Eurogruppen-Chef Kyriakos Pierrakakis würdigte ein klares Bekenntnis der neuen ungarischen Regierung zu Europa. Er begrüße die von der Regierung ergriffenen Maßnahmen, um Korruption anzugehen, sagte Pierrakakis. Zudem würdigte er die Zusage Ungarns, die finanzielle Integration zu vertiefen und den Euro einzuführen. Ungarn bewege sich von den Rändern der europäischen Entwicklungen hin zum Kern der europäischen Entscheidungsfindung.

Man habe klare Worte und Taten gesehen, die das Engagement Ungarns für Europa unterstrichen, sagte der Eurogruppen-Chef weiter. Der nationale Aufbauplan Ungarns stehe zur Genehmigung auf der Tagesordnung des EU-Ratstreffens am 10. Juli.

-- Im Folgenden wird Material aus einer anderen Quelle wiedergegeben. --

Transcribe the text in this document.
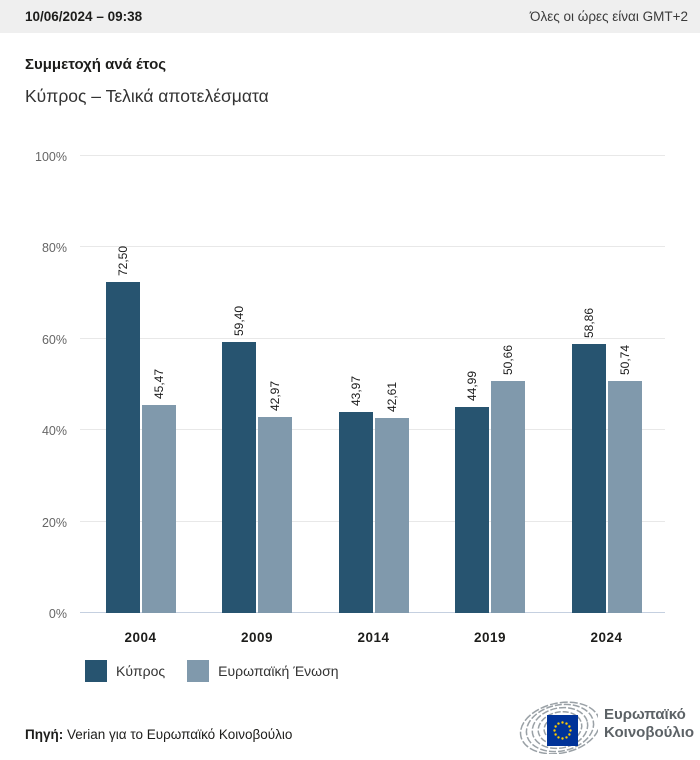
10/06/2024 – 09:38	Όλες οι ώρες είναι GMT+2
Συμμετοχή ανά έτος
Κύπρος – Τελικά αποτελέσματα
0%
20%
40%
60%
80%
100%
72,50
45,47
2004
59,40
42,97
2009
43,97 42,61
2014
44,99
50,66
2019
58,86
50,74
2024
Κύπρος	Ευρωπαϊκή Ένωση
Πηγή: Verian για το Ευρωπαϊκό Κοινοβούλιο
Ευρωπαϊκό
Κοινοβούλιο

Nach der Wahlniederlage des EU-kritischen Regierungschefs Viktor Orban in Ungarn hatte der neue Ministerpräsident Magyar eine politische Wende vollzogen und einen Beitritt seines Landes zur Eurozone als erklärtes Ziel ausgegeben. Die neue europafreundliche Regierung in Budapest will die wesentlichen Voraussetzungen – die sogenannten Maastricht-Kriterien – bis 2030 erfüllen. Doch weist Ungarn unter fünf von der EZB in Augenschein genommenen Staaten - zusammen mit Tschechien, Polen, Rumänien und Schweden - die höchste Verschuldung auf. Auch das Haushaltsdefizit, die Inflationsrate und die Schwankungsanfälligkeit der Landeswährung Forint liegen außerhalb der Referenzwerte, wie jüngst aus dem sogenannten Konvergenzbericht der Europäischen Zentralbank (EZB) hervorging.